Le 747-300 est un des avions les plus impressionnants qu’on puisse rencontrer de nos jours. Avec ses deux ponts, ils capable d’accommoder plus de 500 personnes quand les compagnies aériennes « bourrent » bien. Heureusement, ce soir là, l’avion ne transportait « que » 254 personnes entre passagers et membres d’équipage.

Le commandant de bord, se trouve presque par hasard dans cet avion. Il était d’abord programmé sur un autre vol pour les Emirats Arabes Unis. Mais quand il arrive à l’aéroport de Séoul, Kimpo International, le service des plannings se rend compte que le vol est trop long pour être effectué par un homme qui n’a pas encore eu le repos réglementaire depuis son dernier vol. On décide alors de lui attribuer un vol plus court : Séoul – Guam Won Pat International.

Peu connue du grand public, Guam est une île du Pacifique nord. Elle se trouve à mis chemin sur une ligne nord-sud reliant le Japon à l’Australie. Les habitants cette île sont des Chamorons. Ils sont tous de nationalité américaine depuis qu’en 1899 les Etats-Unis achetèrent cette île à l’Espagne pour la somme de 20 millions de dollars. Le traité qui officialisait ce transfert et mettait fin à des années de guerre fut signé à Paris. L’île fut découverte en 1521 par Magellan lors d’une expédition qui se termina très mal. Sur les occupants de trois navires, seules 18 personnes allaient avoir la chance de revenir chez elles. Occupée par les japonais pendant 3 ans lors de la seconde guerre mondiale, cette île allait devenir le seul territoire américain en mains ennemies. Même si le tiers de la surface est occupé par des bases de la Navy qui gère effectivement tout Guam, l’île est ouverte aux visiteurs de tous pays depuis 1962. Ceci explique le nombre de vols civils vers l’aéroport de Won Pat. Guam comporte beaucoup de curiosités, dont le sergent japonais, Shoichi Yokoi, qui été retrouvé en 1972, caché dans une caverne pensant que la seconde guerre mondiale n’était pas encore terminée.

Vers 21 heures 30, le 747 décolle pour un vol prévu pour durer environ 4 heures. Le CVR, qui enregistre les voix dans le cockpit, n’a qu’une capacité réglementaire de 30 minutes. Aussi, la dernière demi heure d’un vol est-elle toujours la mieux documentée. Par contre, le FDR permet garde, en moyenne, les données des 25 heures de vol précédentes. En cas de besoin, il permet de remonter plusieurs vols auparavant.
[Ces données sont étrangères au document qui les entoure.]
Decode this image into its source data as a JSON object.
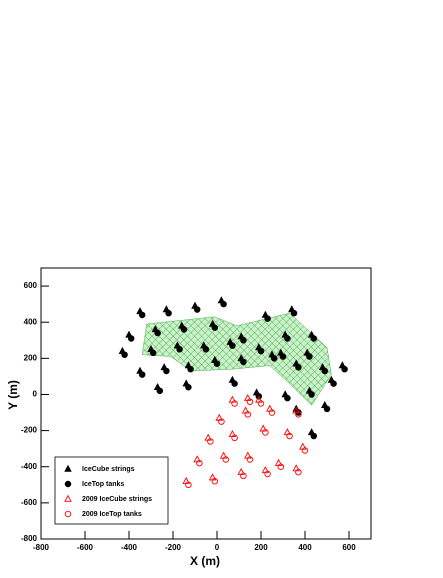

L’enregistrement commence au moment où l’équipage entame sa descente. Les pilotes critiquent vivement la compagnie qui les « exploite jusqu’au bout » selon leurs propres termes. L’ambiance est maussade dans le cockpit. Les hommes sont au bout de leurs ressources et soupçonnent leur compagnie de rapprocher les heures d’arrivée et de départ des vols internationaux afin de ne pas leur laisser le temps d’aller à l’hôtel et économiser ainsi les frais des nuitées.

Beaucoup de compagnies, certaines insoupçonnées, utilisent des stratagèmes de bas niveau pour économiser un tant soit peu sur les frais de fonctionnement. Swissair, par exemple, durant les années précédent sa faillite, économisait des nuits d’hôtel en faisant dormir son personnel dans les avions. Ainsi, des hôtesses de l’air réalisaient un vol Zürich – Tokyo et dès l’arrivée, elle reprenaient un vol de retour de la compagnie à bord du quel elles se « reposaient ». Ceci n’est pas réalisé avec les pilotes, mais seulement avec le personnel commercial, dit PNC. Il faut cependant rappeler que la présence, le nombre et la fonction des PNC sont régis par la Loi. Ces personnes sont à bord, avant tout, pour assurer la sécurité des passagers surtout en cas d’évacuation ou d’incident. Si on ronge sur leurs heures de sommeil, rien ne dit qu’ils auront les réflexes et la rapidité qu’il faut si un jour l’avion est en feu sur un champ de vaseux dans le prolongement de la piste.

Les périodes de repos et de travail des pilotes sont très réglementées. Mais comme partout, il est possible à des compagnies véreuses de tricher.

Lorsque les données sont reçues du contrôle de Guam, il y a une bonne et une mauvaise nouvelle. Tout d’abord, la météo est claire et permet de faire une approche à vue [en pleine nuit], par contre, le faisceau glide de l’ILS est en panne. L’ILS est un système qui permet aux pilotes de poser sans références visuelles. Dans le cockpit, il se matérialise sous forme de deux aiguilles. L’aiguille verticale symbolise l’axe de piste. Elle dit au pilote d’aller à droite ou d’aller à gauche. Par conte, l’aiguille horizontale, celle du glide, se déplace en indiquant au pilote s’il est plus haut ou plus bas que le plan de descente. Cette information est vitale pour éviter de se retrouver plus haut, ou plus dangereux encore, plus bas que le plan de descente. L’ILS peut être suivi par le pilote automatique et apporte un tel confort aux pilotes que ces derniers ne sont jamais contents d’apprendre qu’ils doivent s’en passer.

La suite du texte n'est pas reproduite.